Amazon must listen to concerns

Amazon is listening to our conversations.

And it’s not just the AI in its Echo smart speakers. It emerged last week that some of its staff are tasked with listening to what we say to Alexa, Amazon’s voice system. This includes misfires, where Alexa accidentally listens to us without a trigger word being used.

Echos are now used in tens of thousands of Irish kitchens and bedrooms.

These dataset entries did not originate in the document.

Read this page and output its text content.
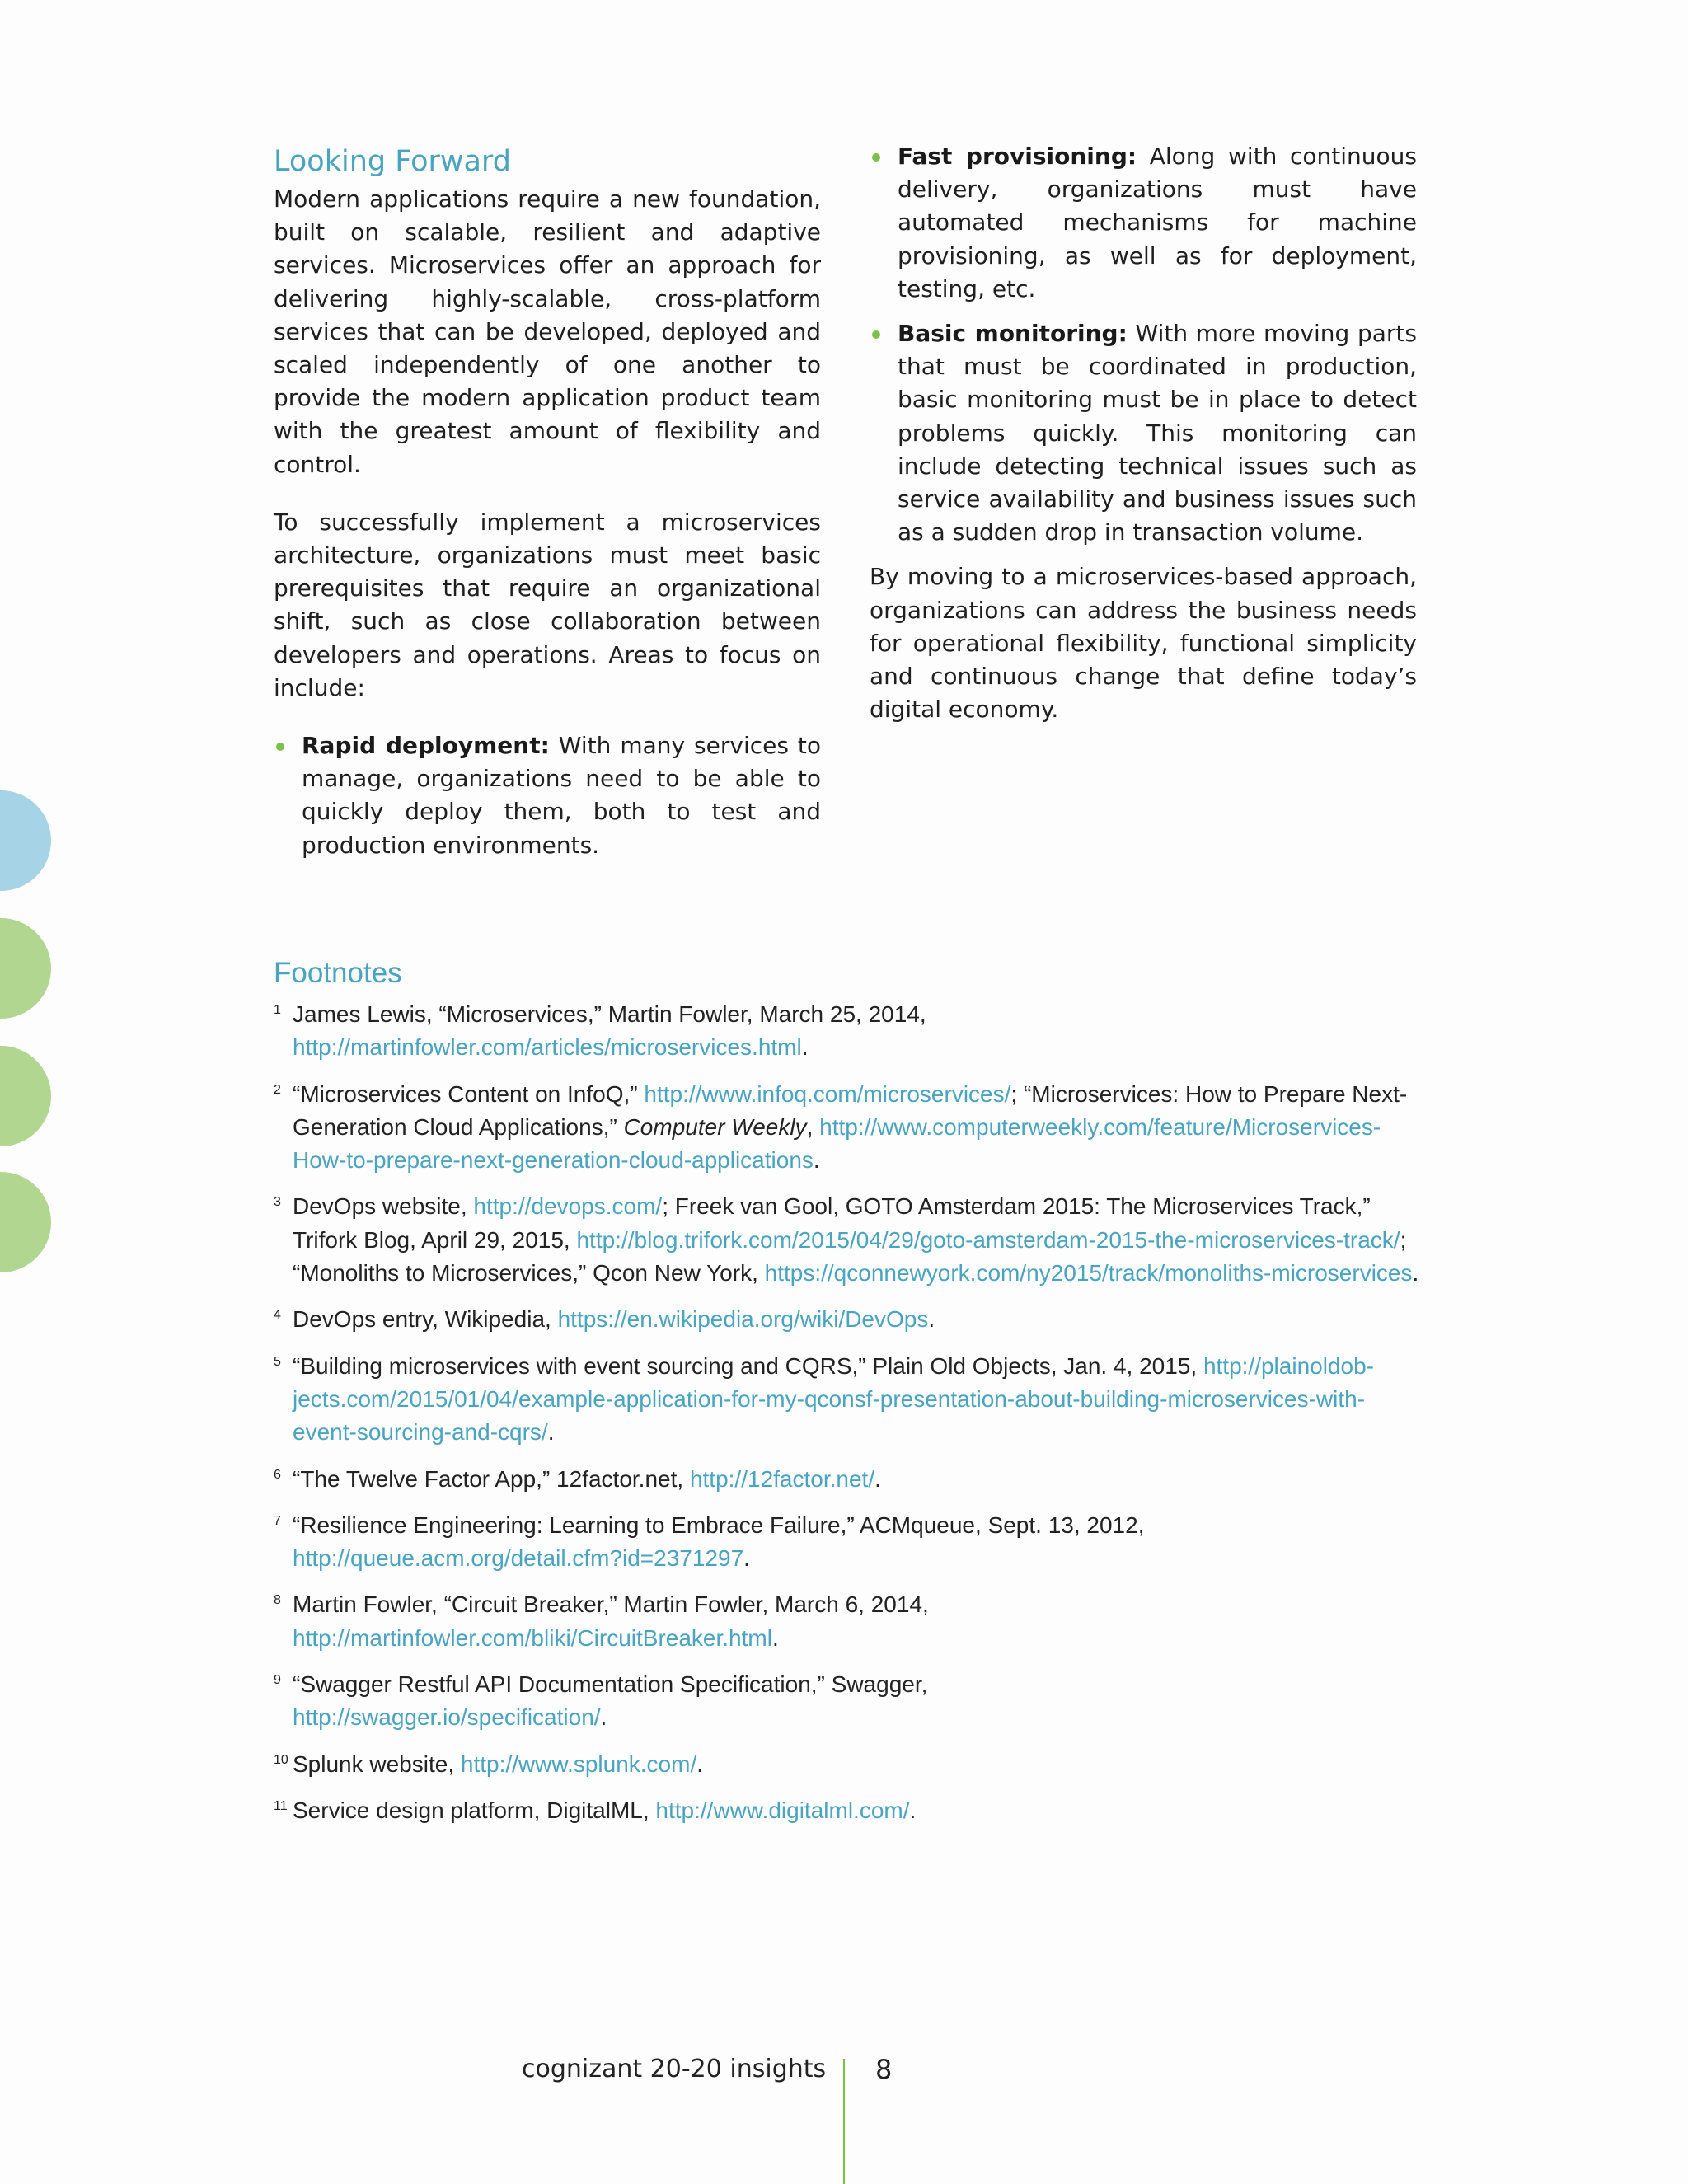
Looking Forward

Modern applications require a new foundation, built on scalable, resilient and adaptive services. Microservices offer an approach for delivering highly-scalable, cross-platform services that can be developed, deployed and scaled independently of one another to provide the modern application product team with the greatest amount of flexibility and control.

To successfully implement a microservices architecture, organizations must meet basic prerequisites that require an organizational shift, such as close collaboration between developers and operations. Areas to focus on include:

Rapid deployment: With many services to manage, organizations need to be able to quickly deploy them, both to test and production environments.
Fast provisioning: Along with continuous delivery, organizations must have automated mechanisms for machine provisioning, as well as for deployment, testing, etc.
Basic monitoring: With more moving parts that must be coordinated in production, basic monitoring must be in place to detect problems quickly. This monitoring can include detecting technical issues such as service availability and business issues such as a sudden drop in transaction volume.

By moving to a microservices-based approach, organizations can address the business needs for operational flexibility, functional simplicity and continuous change that define today’s digital economy.

Footnotes
1 James Lewis, “Microservices,” Martin Fowler, March 25, 2014,
http://martinfowler.com/articles/microservices.html.
2 “Microservices Content on InfoQ,” http://www.infoq.com/microservices/; “Microservices: How to Prepare Next-Generation Cloud Applications,” Computer Weekly, http://www.computerweekly.com/feature/Microservices-How-to-prepare-next-generation-cloud-applications.
3 DevOps website, http://devops.com/; Freek van Gool, GOTO Amsterdam 2015: The Microservices Track,” Trifork Blog, April 29, 2015, http://blog.trifork.com/2015/04/29/goto-amsterdam-2015-the-microservices-track/; “Monoliths to Microservices,” Qcon New York, https://qconnewyork.com/ny2015/track/monoliths-microservices.
4 DevOps entry, Wikipedia, https://en.wikipedia.org/wiki/DevOps.
5 “Building microservices with event sourcing and CQRS,” Plain Old Objects, Jan. 4, 2015, http://plainoldobjects.com/2015/01/04/example-application-for-my-qconsf-presentation-about-building-microservices-with-event-sourcing-and-cqrs/.
6 “The Twelve Factor App,” 12factor.net, http://12factor.net/.
7 “Resilience Engineering: Learning to Embrace Failure,” ACMqueue, Sept. 13, 2012,
http://queue.acm.org/detail.cfm?id=2371297.
8 Martin Fowler, “Circuit Breaker,” Martin Fowler, March 6, 2014,
http://martinfowler.com/bliki/CircuitBreaker.html.
9 “Swagger Restful API Documentation Specification,” Swagger,
http://swagger.io/specification/.
10 Splunk website, http://www.splunk.com/.
11 Service design platform, DigitalML, http://www.digitalml.com/.
cognizant 20-20 insights 8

Amazon has been very secretive about this listening. But thanks to a Bloomberg investigation, the company admitted that its staff listen to some voice recordings to help improve its artificial intelligence. The rationale is that a human worker can, for example, correct the system when it gets a word wrong due to a strong regional accent.

But that’s not all the workers hear. Some of them told Bloomberg that they hear disturbing things, like assaults. But they’re told not to report it or do anything about it because the audio files are supposed to be private.

There are a whole host of issues that crop up around this.

Is it okay for Amazon staff to physically listen to our voice commands, even if it’s just for quality control? And on that, do we believe them that it’s just for quality control?

Finally, a broader, thornier associated issue: what responsibility, if any, does a platform have if one of its staff detects that something like a sexual assault has occurred?

On the general question of Amazon workers physically listening to some voice requests, this shouldn’t really come as a surprise. It’s not really possible to significantly improve a voice-recognition system without a human, at some point, checking its progress. That means comparing what Alexa thinks it hears with what it actually hears. And that means listening to the original audio file.

This shouldn’t be controversial. But because Amazon has been so evasive about admitting this in plain English, it is. Just like Facebook’s problems with combating widely held suspicions that it secretly records us through phones (it doesn’t, as Mark Zuckerberg told me when I asked him directly in Dublin two weeks ago), Amazon is now opening up the stage for all sorts of half-truths and conspiracy theories.

“We use your requests to Alexa to train our speech recognition and natural language understanding systems,” says Amazon’s small print, without specifying that it’s a human listening in, or anything about the process that this entails.

Seeing as it’s so secretive about this, other obvious questions now arise: is Amazon using these audio files for any other purpose, such as to add extra detail to the customer profile it already has on you (from your use of Amazon and the web, among other sources)?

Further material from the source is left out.